ADZINE: Wird Pubmatic bald zur Full-Stack-Plattform?

Schlottbohm: Nein, dazu bräuchten wir noch viele weitere Komponenten. Wir versuchen, die nächste Stufe der Supply-Path-Optimierung zu gehen. Wenn Buyer bei uns ihre Lieferketten verkürzen wollen, können sie das tun. Dafür haben wir eine Single Solution und das auf globaler Ebene. Programmatic soll einfach sein und nicht komplizierter als ohnehin schon.

Die Struktur ist lange Jahre darauf ausgerichtet worden, dass Daten in die DSP fließen, dort exekutiert werden und in die verschiedenen SSPs gehen. Mit der Reduktion der verschiedenen SSP-Player – Agenturen arbeiten aktuell in der Regel mit drei bis fünf zusammen – verändern sich auch die Prozesse bei der Datenaktivierung. Das ist aus meiner Sicht aber genau die richtige Richtung.

SPO kommt natürlich auch Publishern zugute, da es ihre Einnahmen steigert. Es bietet Publishern den Vorteil, einen direkteren Pfad zu ihren potenziellen Werbeeinnahmen zu schaffen. Transparenz spielt eine entscheidende Rolle für Käufer bei der Auswahl ihrer Supply-Path-Partner. Die Bereitstellung dieses Maßes an Transparenz bedeutet, dass Buyer ihre Ausgaben von intransparenten Supply-Pfaden zu transparenten verlagern werden.
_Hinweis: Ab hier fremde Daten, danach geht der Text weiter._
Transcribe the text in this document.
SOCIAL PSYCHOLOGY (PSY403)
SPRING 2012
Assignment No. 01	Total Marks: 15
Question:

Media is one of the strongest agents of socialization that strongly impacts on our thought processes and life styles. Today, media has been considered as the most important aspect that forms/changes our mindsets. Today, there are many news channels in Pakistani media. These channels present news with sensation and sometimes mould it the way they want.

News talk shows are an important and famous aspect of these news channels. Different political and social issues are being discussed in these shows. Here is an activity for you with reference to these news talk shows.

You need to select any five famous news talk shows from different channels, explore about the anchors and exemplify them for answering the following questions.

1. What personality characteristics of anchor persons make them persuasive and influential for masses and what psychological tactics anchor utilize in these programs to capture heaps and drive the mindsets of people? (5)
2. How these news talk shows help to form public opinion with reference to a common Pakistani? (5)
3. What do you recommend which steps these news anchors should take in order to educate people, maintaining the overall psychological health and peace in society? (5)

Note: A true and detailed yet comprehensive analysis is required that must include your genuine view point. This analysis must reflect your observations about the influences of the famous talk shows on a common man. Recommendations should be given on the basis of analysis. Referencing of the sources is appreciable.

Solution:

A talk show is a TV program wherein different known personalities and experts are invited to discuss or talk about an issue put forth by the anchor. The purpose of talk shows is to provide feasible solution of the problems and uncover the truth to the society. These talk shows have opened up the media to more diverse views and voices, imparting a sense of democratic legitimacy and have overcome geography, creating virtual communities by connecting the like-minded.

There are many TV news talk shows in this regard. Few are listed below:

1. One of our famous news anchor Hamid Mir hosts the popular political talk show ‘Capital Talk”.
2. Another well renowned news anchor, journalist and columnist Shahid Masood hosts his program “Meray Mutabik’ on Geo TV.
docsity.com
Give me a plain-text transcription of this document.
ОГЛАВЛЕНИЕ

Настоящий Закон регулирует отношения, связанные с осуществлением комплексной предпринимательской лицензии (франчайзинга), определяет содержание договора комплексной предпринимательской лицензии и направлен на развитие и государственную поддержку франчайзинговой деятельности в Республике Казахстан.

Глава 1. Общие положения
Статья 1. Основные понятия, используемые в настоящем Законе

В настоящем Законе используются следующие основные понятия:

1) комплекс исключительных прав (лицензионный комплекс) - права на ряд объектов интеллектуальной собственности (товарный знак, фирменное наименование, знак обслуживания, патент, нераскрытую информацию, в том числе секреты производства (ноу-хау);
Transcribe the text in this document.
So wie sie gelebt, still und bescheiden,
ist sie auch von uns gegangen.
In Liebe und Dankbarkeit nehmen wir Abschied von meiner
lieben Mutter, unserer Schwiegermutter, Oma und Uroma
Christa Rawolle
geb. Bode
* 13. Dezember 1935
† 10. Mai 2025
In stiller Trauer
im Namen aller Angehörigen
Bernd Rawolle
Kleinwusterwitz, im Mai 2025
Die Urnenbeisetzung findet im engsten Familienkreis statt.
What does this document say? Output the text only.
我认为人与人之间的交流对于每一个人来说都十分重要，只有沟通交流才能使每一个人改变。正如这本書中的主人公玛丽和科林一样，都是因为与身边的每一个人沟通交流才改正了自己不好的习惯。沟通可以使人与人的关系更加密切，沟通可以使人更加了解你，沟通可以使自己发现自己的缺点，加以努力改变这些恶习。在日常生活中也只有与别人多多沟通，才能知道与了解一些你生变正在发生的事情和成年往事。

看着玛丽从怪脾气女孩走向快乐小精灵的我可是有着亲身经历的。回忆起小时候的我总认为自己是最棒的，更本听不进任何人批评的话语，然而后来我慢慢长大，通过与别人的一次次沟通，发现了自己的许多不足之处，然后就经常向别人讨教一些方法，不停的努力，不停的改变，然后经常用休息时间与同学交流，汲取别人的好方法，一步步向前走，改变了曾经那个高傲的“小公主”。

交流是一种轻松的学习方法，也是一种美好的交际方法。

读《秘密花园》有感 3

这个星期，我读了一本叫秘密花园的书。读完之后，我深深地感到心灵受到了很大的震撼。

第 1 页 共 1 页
ADZINE: Abschlussfrage – du engagierst dich neuerdings beim IAB Europe. Wie ist es dazu gekommen und was tust du in dieser Funktion?

Schlottbohm: Ich habe mich im Mai dazu entschieden, mich aus der Corporate-Sicht als Teil des Boards of Directors zur Wahl zur stellen. Ich sehe das bestätigt mit Thomas Duhr als jetzigem Chairman, der sich sehr engagiert und den IAB Europe weiterentwickeln möchte.

Ich glaube, dass Themen wie zum Beispiel das TCF 2.2 oder der Digital Services Act sehr wichtig sind. Dafür sollte man als europäischer Markt Verantwortung übernehmen.

ADZINE: Danke für das Gespräch!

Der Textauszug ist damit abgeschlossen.